Solutions

1. Dynamic Programming

Intuition

With n key presses, we want to maximize the number of 'A's on screen. At any point, we can either type 'A' or use Ctrl-A, Ctrl-C, then Ctrl-V to copy and paste. The key observation is that after pressing 'A' some number of times, it becomes more efficient to copy what we have and paste it multiple times. For a given number of 'A's, using Ctrl-A + Ctrl-C + k pastes multiplies the count by k + 1 (original + k copies).
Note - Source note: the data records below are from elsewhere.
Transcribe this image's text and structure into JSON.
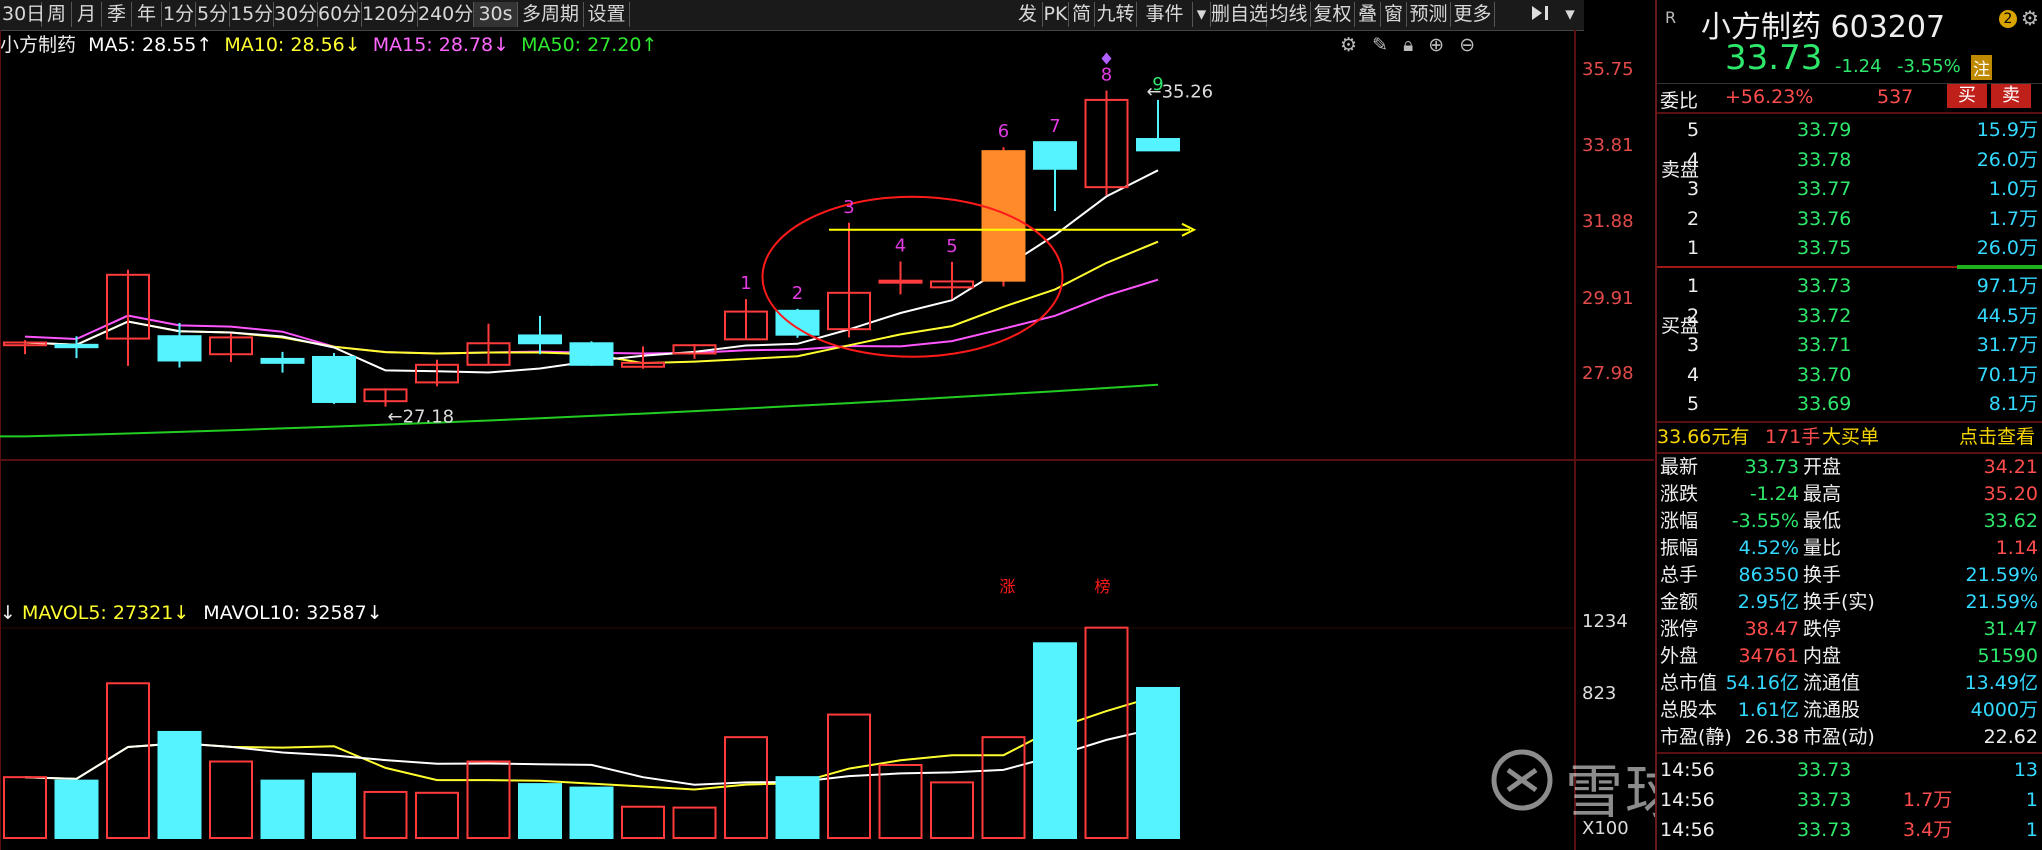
{
  "toolbar": {
    "left": [
      "30日",
      "周",
      "月",
      "季",
      "年",
      "1分",
      "5分",
      "15分",
      "30分",
      "60分",
      "120分",
      "240分",
      "30s",
      "多周期",
      "设置"
    ],
    "right": [
      "发",
      "PK",
      "简",
      "九转",
      "事件",
      "删自选",
      "均线",
      "复权",
      "叠",
      "窗",
      "预测",
      "更多"
    ]
  },
  "legend": {
    "name": "小方制药",
    "ma5": "MA5: 28.55↑",
    "ma10": "MA10: 28.56↓",
    "ma15": "MA15: 28.78↓",
    "ma50": "MA50: 27.20↑"
  },
  "vollegend": {
    "arrow": "↓",
    "mavol5": "MAVOL5: 27321↓",
    "mavol10": "MAVOL10: 32587↓"
  },
  "colors": {
    "up": "#ff3b3b",
    "down": "#54f3ff",
    "ma5": "#ffffff",
    "ma10": "#ffff30",
    "ma15": "#ff55ff",
    "ma50": "#22cc22",
    "annot": "#ff1a1a",
    "level": "#ffff00",
    "seq": "#e23be2"
  },
  "chart_data": {
    "type": "candlestick",
    "price_axis": {
      "ticks": [
        "35.75",
        "33.81",
        "31.88",
        "29.91",
        "27.98"
      ],
      "values": [
        35.75,
        33.81,
        31.88,
        29.91,
        27.98
      ],
      "ylim": [
        26.2,
        36.5
      ]
    },
    "volume_axis": {
      "ticks": [
        "1234",
        "823"
      ],
      "values": [
        1234,
        823
      ],
      "unit_label": "X100",
      "ylim": [
        0,
        1300
      ]
    },
    "candles": [
      {
        "o": 28.75,
        "h": 28.88,
        "l": 28.52,
        "c": 28.82,
        "v": 350
      },
      {
        "o": 28.76,
        "h": 28.98,
        "l": 28.42,
        "c": 28.7,
        "v": 330
      },
      {
        "o": 28.92,
        "h": 30.68,
        "l": 28.22,
        "c": 30.55,
        "v": 890
      },
      {
        "o": 28.98,
        "h": 29.32,
        "l": 28.18,
        "c": 28.36,
        "v": 610
      },
      {
        "o": 28.52,
        "h": 29.05,
        "l": 28.32,
        "c": 28.95,
        "v": 440
      },
      {
        "o": 28.4,
        "h": 28.58,
        "l": 28.05,
        "c": 28.3,
        "v": 330
      },
      {
        "o": 28.45,
        "h": 28.55,
        "l": 27.25,
        "c": 27.3,
        "v": 370
      },
      {
        "o": 27.32,
        "h": 27.65,
        "l": 27.18,
        "c": 27.62,
        "v": 265
      },
      {
        "o": 27.8,
        "h": 28.38,
        "l": 27.7,
        "c": 28.25,
        "v": 260
      },
      {
        "o": 28.25,
        "h": 29.3,
        "l": 28.25,
        "c": 28.8,
        "v": 440
      },
      {
        "o": 29.0,
        "h": 29.5,
        "l": 28.52,
        "c": 28.8,
        "v": 310
      },
      {
        "o": 28.8,
        "h": 28.85,
        "l": 28.22,
        "c": 28.25,
        "v": 290
      },
      {
        "o": 28.2,
        "h": 28.72,
        "l": 28.15,
        "c": 28.3,
        "v": 180
      },
      {
        "o": 28.54,
        "h": 28.78,
        "l": 28.4,
        "c": 28.75,
        "v": 175
      },
      {
        "o": 28.9,
        "h": 29.93,
        "l": 28.9,
        "c": 29.61,
        "v": 580
      },
      {
        "o": 29.63,
        "h": 29.68,
        "l": 28.94,
        "c": 29.02,
        "v": 350
      },
      {
        "o": 29.16,
        "h": 31.88,
        "l": 28.95,
        "c": 30.09,
        "v": 710
      },
      {
        "o": 30.38,
        "h": 30.89,
        "l": 30.05,
        "c": 30.4,
        "v": 420
      },
      {
        "o": 30.23,
        "h": 30.88,
        "l": 29.93,
        "c": 30.38,
        "v": 320
      },
      {
        "o": 30.4,
        "h": 33.81,
        "l": 30.25,
        "c": 33.71,
        "v": 580
      },
      {
        "o": 33.94,
        "h": 33.94,
        "l": 32.18,
        "c": 33.26,
        "v": 1120
      },
      {
        "o": 32.79,
        "h": 35.26,
        "l": 32.58,
        "c": 35.02,
        "v": 1210
      },
      {
        "o": 34.02,
        "h": 35.02,
        "l": 33.82,
        "c": 33.73,
        "v": 863
      }
    ],
    "labels": {
      "high_label": "35.26",
      "low_label": "27.18",
      "seq": [
        "1",
        "2",
        "3",
        "4",
        "5",
        "6",
        "7",
        "8",
        "9"
      ],
      "zhang": "涨",
      "bang": "榜"
    }
  },
  "panel": {
    "title": "小方制药 603207",
    "price": "33.73",
    "change": "-1.24",
    "pct": "-3.55%",
    "zhu": "注",
    "weibi_label": "委比",
    "weibi": "+56.23%",
    "weicha": "537",
    "buy_btn": "买",
    "sell_btn": "卖",
    "sell_label": "卖盘",
    "buy_label": "买盘",
    "asks": [
      {
        "n": "5",
        "p": "33.79",
        "v": "15.9万"
      },
      {
        "n": "4",
        "p": "33.78",
        "v": "26.0万"
      },
      {
        "n": "3",
        "p": "33.77",
        "v": "1.0万"
      },
      {
        "n": "2",
        "p": "33.76",
        "v": "1.7万"
      },
      {
        "n": "1",
        "p": "33.75",
        "v": "26.0万"
      }
    ],
    "bids": [
      {
        "n": "1",
        "p": "33.73",
        "v": "97.1万"
      },
      {
        "n": "2",
        "p": "33.72",
        "v": "44.5万"
      },
      {
        "n": "3",
        "p": "33.71",
        "v": "31.7万"
      },
      {
        "n": "4",
        "p": "33.70",
        "v": "70.1万"
      },
      {
        "n": "5",
        "p": "33.69",
        "v": "8.1万"
      }
    ],
    "bigorder": {
      "a": "33.66元有",
      "b": "171手",
      "c": "大买单",
      "d": "点击查看"
    },
    "stats": [
      {
        "k1": "最新",
        "v1": "33.73",
        "k2": "开盘",
        "v2": "34.21",
        "c1": "green",
        "c2": "red"
      },
      {
        "k1": "涨跌",
        "v1": "-1.24",
        "k2": "最高",
        "v2": "35.20",
        "c1": "green",
        "c2": "red"
      },
      {
        "k1": "涨幅",
        "v1": "-3.55%",
        "k2": "最低",
        "v2": "33.62",
        "c1": "green",
        "c2": "green"
      },
      {
        "k1": "振幅",
        "v1": "4.52%",
        "k2": "量比",
        "v2": "1.14",
        "c1": "cyan",
        "c2": "red"
      },
      {
        "k1": "总手",
        "v1": "86350",
        "k2": "换手",
        "v2": "21.59%",
        "c1": "cyan",
        "c2": "cyan"
      },
      {
        "k1": "金额",
        "v1": "2.95亿",
        "k2": "换手(实)",
        "v2": "21.59%",
        "c1": "cyan",
        "c2": "cyan"
      },
      {
        "k1": "涨停",
        "v1": "38.47",
        "k2": "跌停",
        "v2": "31.47",
        "c1": "red",
        "c2": "green"
      },
      {
        "k1": "外盘",
        "v1": "34761",
        "k2": "内盘",
        "v2": "51590",
        "c1": "red",
        "c2": "green"
      },
      {
        "k1": "总市值",
        "v1": "54.16亿",
        "k2": "流通值",
        "v2": "13.49亿",
        "c1": "cyan",
        "c2": "cyan"
      },
      {
        "k1": "总股本",
        "v1": "1.61亿",
        "k2": "流通股",
        "v2": "4000万",
        "c1": "cyan",
        "c2": "cyan"
      },
      {
        "k1": "市盈(静)",
        "v1": "26.38",
        "k2": "市盈(动)",
        "v2": "22.62",
        "c1": "white",
        "c2": "white"
      }
    ],
    "ticks": [
      {
        "t": "14:56",
        "p": "33.73",
        "v": "",
        "n": "13"
      },
      {
        "t": "14:56",
        "p": "33.73",
        "v": "1.7万",
        "n": "1"
      },
      {
        "t": "14:56",
        "p": "33.73",
        "v": "3.4万",
        "n": "1"
      }
    ]
  },
  "watermark": "雪球：侠股新秀"
}
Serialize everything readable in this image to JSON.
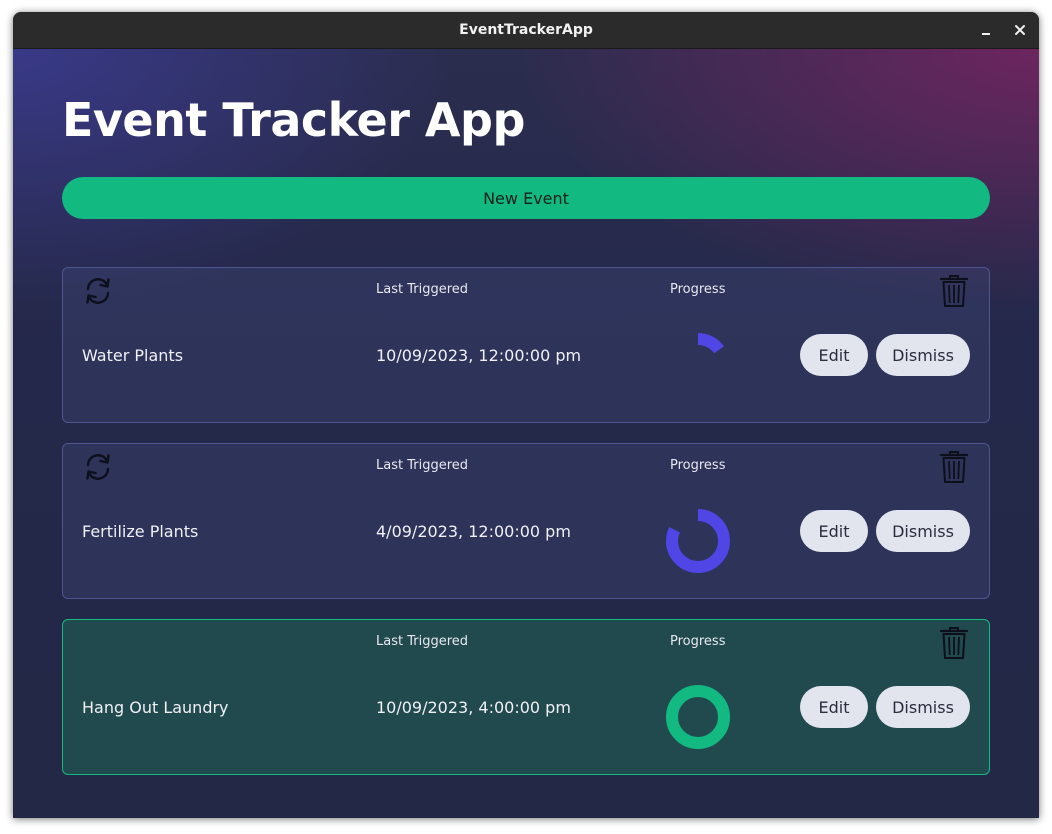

We use dynamic programming where dp[i] represents the maximum 'A's achievable with exactly i key presses.

Algorithm

Initialize dp array where dp[i] = i (worst case: just pressing 'A' each time).
For each position i from 0 to n - 3 (we need at least 3 keys for Ctrl-A, Ctrl-C, Ctrl-V):
- Try different numbers of pastes from position i + 3 to min(n, i + 6).
- For each j in this range, dp[j] = max(dp[j], (j - i - 1) * dp[i]).
- The multiplier (j - i - 1) accounts for the original plus j - i - 2 paste operations (after 2 keys for Ctrl-A and Ctrl-C).
Return dp[n].

class Solution:
    def maxA(self, n: int) -> int:
        dp = list(range(n + 1))

        for i in range(n - 2):
            for j in range(i + 3, min(n, i + 6) + 1):
                dp[j] = max(dp[j], (j - i - 1) * dp[i])

        return dp[n]

Time & Space Complexity

Time complexity: $O(n)$
Space complexity: $O(n)$

Where $n$ is the maximum number of key presses allowed.